May 19, 2024

Thai Traditional Music and Dance in Performance: Jewel Encrusted Costumes, Scary Masks and Stylised Movements

Performances of Khon (Thai Classical Masked Dance) can be observed at the art-deco venue of Sala Chalermkrung Royal Theatre: traditional Thai Puppet Theatre can be seen at the Joe Louis Puppet Theatre in the Suan Lum Night Bazaar.

These were once performed only for the Royal Court of Siam, but now tourists can access this charming part of Thai culture, drama with dazzling costumes, and music performed by native musicians, at various venues around the capital and in resorts around the country.

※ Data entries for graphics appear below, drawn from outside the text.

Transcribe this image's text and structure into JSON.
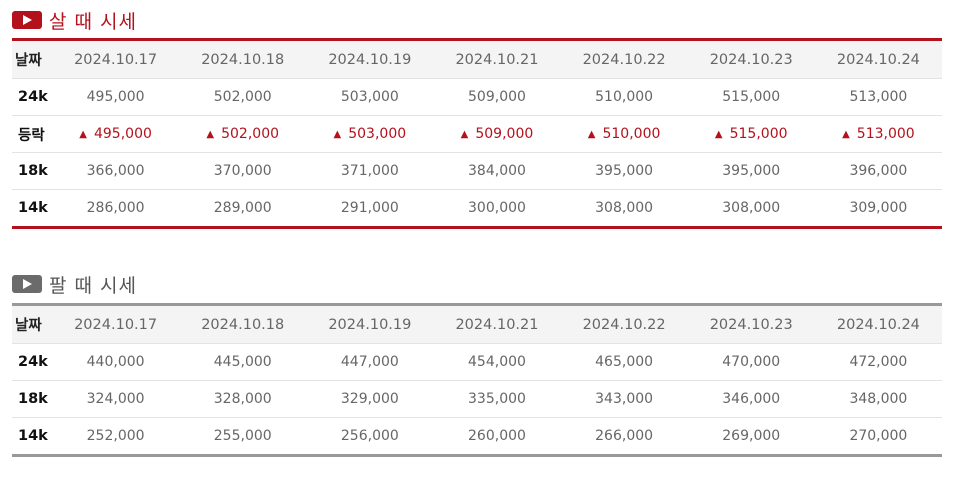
{
  "buy": {
    "title": "살 때 시세",
    "icon": "play-icon",
    "accent": "#b3121d",
    "header_label": "날짜",
    "dates": [
      "2024.10.17",
      "2024.10.18",
      "2024.10.19",
      "2024.10.21",
      "2024.10.22",
      "2024.10.23",
      "2024.10.24"
    ],
    "rows": [
      {
        "label": "24k",
        "values": [
          "495,000",
          "502,000",
          "503,000",
          "509,000",
          "510,000",
          "515,000",
          "513,000"
        ]
      },
      {
        "label": "등락",
        "trend_icon": "triangle-up-icon",
        "values": [
          "495,000",
          "502,000",
          "503,000",
          "509,000",
          "510,000",
          "515,000",
          "513,000"
        ]
      },
      {
        "label": "18k",
        "values": [
          "366,000",
          "370,000",
          "371,000",
          "384,000",
          "395,000",
          "395,000",
          "396,000"
        ]
      },
      {
        "label": "14k",
        "values": [
          "286,000",
          "289,000",
          "291,000",
          "300,000",
          "308,000",
          "308,000",
          "309,000"
        ]
      }
    ]
  },
  "sell": {
    "title": "팔 때 시세",
    "icon": "play-icon",
    "accent": "#999999",
    "header_label": "날짜",
    "dates": [
      "2024.10.17",
      "2024.10.18",
      "2024.10.19",
      "2024.10.21",
      "2024.10.22",
      "2024.10.23",
      "2024.10.24"
    ],
    "rows": [
      {
        "label": "24k",
        "values": [
          "440,000",
          "445,000",
          "447,000",
          "454,000",
          "465,000",
          "470,000",
          "472,000"
        ]
      },
      {
        "label": "18k",
        "values": [
          "324,000",
          "328,000",
          "329,000",
          "335,000",
          "343,000",
          "346,000",
          "348,000"
        ]
      },
      {
        "label": "14k",
        "values": [
          "252,000",
          "255,000",
          "256,000",
          "260,000",
          "266,000",
          "269,000",
          "270,000"
        ]
      }
    ]
  }
}
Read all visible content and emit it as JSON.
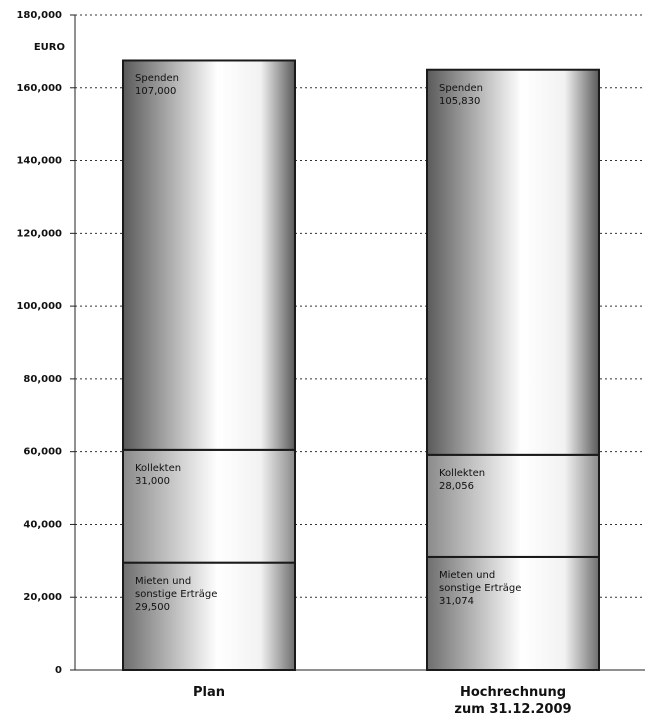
{
  "chart_data": {
    "type": "stacked_bar",
    "y_label": "EURO",
    "categories": [
      "Plan",
      "Hochrechnung\nzum 31.12.2009"
    ],
    "series": [
      {
        "name": "Mieten und\nsonstige Erträge",
        "color": "#6e6e6e",
        "values": [
          29500,
          31074
        ],
        "value_labels": [
          "29,500",
          "31,074"
        ]
      },
      {
        "name": "Kollekten",
        "color": "#8a8a8a",
        "values": [
          31000,
          28056
        ],
        "value_labels": [
          "31,000",
          "28,056"
        ]
      },
      {
        "name": "Spenden",
        "color": "#5a5a5a",
        "values": [
          107000,
          105830
        ],
        "value_labels": [
          "107,000",
          "105,830"
        ]
      }
    ],
    "ylim": [
      0,
      180000
    ],
    "yticks": [
      0,
      {
        "value": 20000,
        "label": "20,000"
      },
      {
        "value": 40000,
        "label": "40,000"
      },
      {
        "value": 60000,
        "label": "60,000"
      },
      {
        "value": 80000,
        "label": "80,000"
      },
      {
        "value": 100000,
        "label": "100,000"
      },
      {
        "value": 120000,
        "label": "120,000"
      },
      {
        "value": 140000,
        "label": "140,000"
      },
      {
        "value": 160000,
        "label": "160,000"
      },
      {
        "value": 180000,
        "label": "180,000"
      }
    ],
    "grid": true
  }
}
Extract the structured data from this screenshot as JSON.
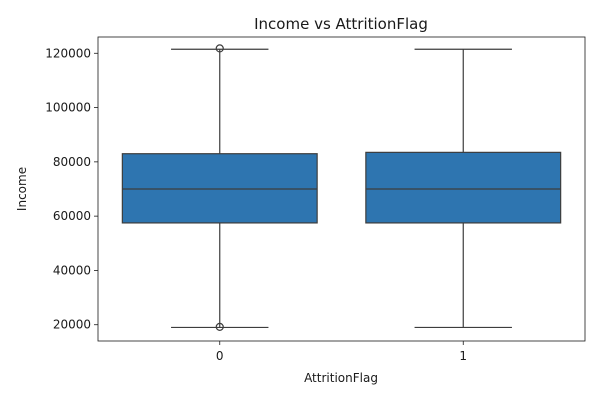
{
  "chart_data": {
    "type": "boxplot",
    "title": "Income vs AttritionFlag",
    "xlabel": "AttritionFlag",
    "ylabel": "Income",
    "categories": [
      "0",
      "1"
    ],
    "ylim": [
      14000,
      126000
    ],
    "yticks": [
      20000,
      40000,
      60000,
      80000,
      100000,
      120000
    ],
    "ytick_labels": [
      "20000",
      "40000",
      "60000",
      "80000",
      "100000",
      "120000"
    ],
    "boxes": [
      {
        "category": "0",
        "whisker_low": 19000,
        "q1": 57500,
        "median": 70000,
        "q3": 83000,
        "whisker_high": 121500,
        "outliers": [
          19200,
          121800
        ]
      },
      {
        "category": "1",
        "whisker_low": 19000,
        "q1": 57500,
        "median": 70000,
        "q3": 83500,
        "whisker_high": 121500,
        "outliers": []
      }
    ],
    "box_color": "#2e75b0",
    "line_color": "#3d3d3d",
    "grid": false
  }
}
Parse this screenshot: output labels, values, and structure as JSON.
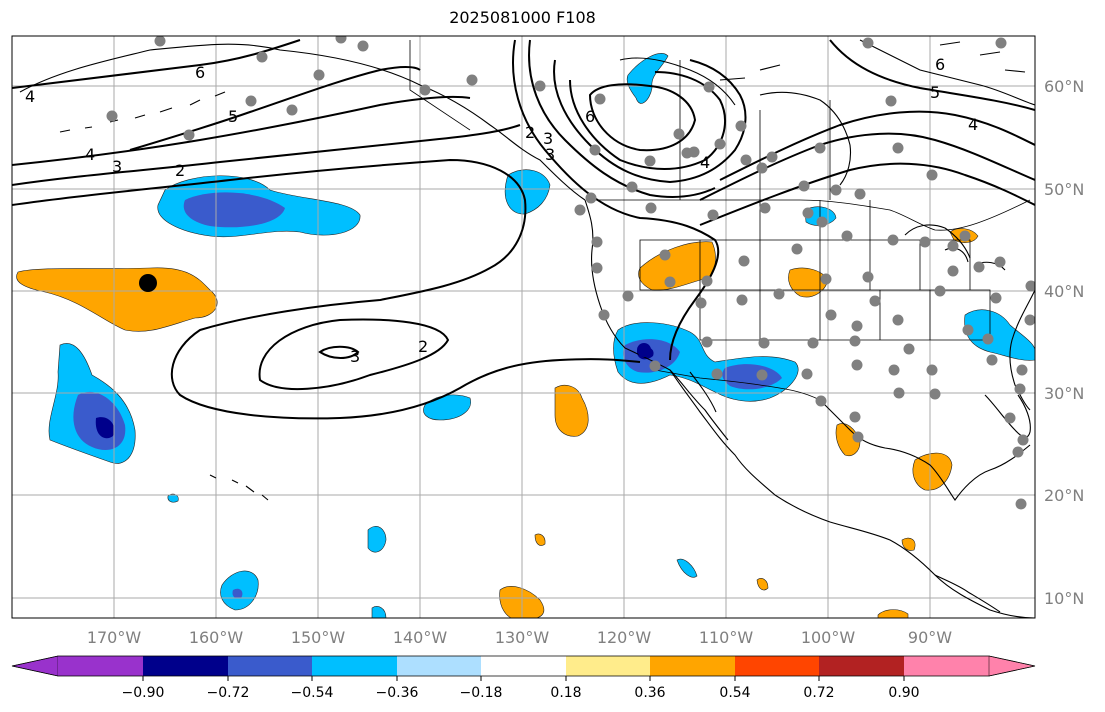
{
  "title": "2025081000 F108",
  "lon_labels": [
    "170°W",
    "160°W",
    "150°W",
    "140°W",
    "130°W",
    "120°W",
    "110°W",
    "100°W",
    "90°W"
  ],
  "lat_labels": [
    "60°N",
    "50°N",
    "40°N",
    "30°N",
    "20°N",
    "10°N"
  ],
  "contour_labels": [
    "6",
    "5",
    "4",
    "3",
    "2",
    "3",
    "2",
    "4",
    "3",
    "2",
    "3",
    "6",
    "4",
    "6",
    "5",
    "4"
  ],
  "colorbar": {
    "colors": [
      "#9932CC",
      "#00008B",
      "#3A5BCC",
      "#00BFFF",
      "#ADDFFF",
      "#FFFFFF",
      "#FFEC8B",
      "#FFA500",
      "#FF4500",
      "#B22222",
      "#FF82AB"
    ],
    "tick_labels": [
      "−0.90",
      "−0.72",
      "−0.54",
      "−0.36",
      "−0.18",
      "0.18",
      "0.36",
      "0.54",
      "0.72",
      "0.90"
    ]
  },
  "colors": {
    "neg_strong": "#00008B",
    "neg_mod": "#3A5BCC",
    "neg_light": "#00BFFF",
    "pos_mod": "#FFA500",
    "pos_light": "#FFEC8B",
    "station": "#808080",
    "grid": "#aaaaaa"
  }
}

Thai Khon Dance – The Legend Behind the Costumes and Movements.

The traditional stories are based on the mythical Ramayana, the legend of how Hanuman, the white monkey warrior, came to serve the good King Rama, and to defeat the demonic overlord Thotsakan and his assisants (who wear green masks). Before the show starts, the significance of certain dance movements are explained and the spectators are given an explanation of what the elaborate masks represent. English subtitles are flashed on a screen to help Western tourists follow the story. The masks of gods, demons and celestial beings are extravagantly vivid and the show incorporates acting, singing, dancing and some great acrobatics.

Thai Traditional Music and Dance Slightly Updated

For something complete different, the visitor might like to try Siam Niramit which offers a nightly dinner show that uses hi-tech effects to illuminate heaven, hell and the enchanted forest of Himapaan (could be loosely compared to Limbo in the Christian religion). Two other acts in the show are used to highlight other festivals in Thailand and also show aspects of its four distinct regions.

Thailand’s National Theatre (Next to National Museum)

Although open all year round, the National Theatre only offers traditional Thai dance and music on the last Friday and Saturday of the month (price 40-80 baht per ticket – the best value in Bangkok). It is a large white building with the traditional Thai red roof and gold eves, split into three parts, a small theatrre, workshops and a large auditorium next to an open-air sala.

As befits a National Theatre, the performance is original and it is long. If the visitor feels that (s)he cannot listen to Thai traditional music and watch for a couple of hours, it might be better to try one of the other theatres first, where the performance is aimed at tourists.

For visitors staying at five-star hotels, there is usually a performance sometime during the week at these hotels and the quality of the drama and dancing will be top-notch. Favourite places to see a show in Bangkok are The Oriental Hotel, The Marriott Hotel and Spa, and the Shangri-la Hotel. These all have a river frontage and the performance is sometimes outdoor.

Those who travel to Hua Hin, Thailand’s premiere resort, can catch a weekly performance of Thai dancing at the 5* Dusit Thani Resort Hotel, where the pavilion, set on a lake with the moonlit beach and waters of the Gulf of Thailand as a background, serves as a stage for the performance.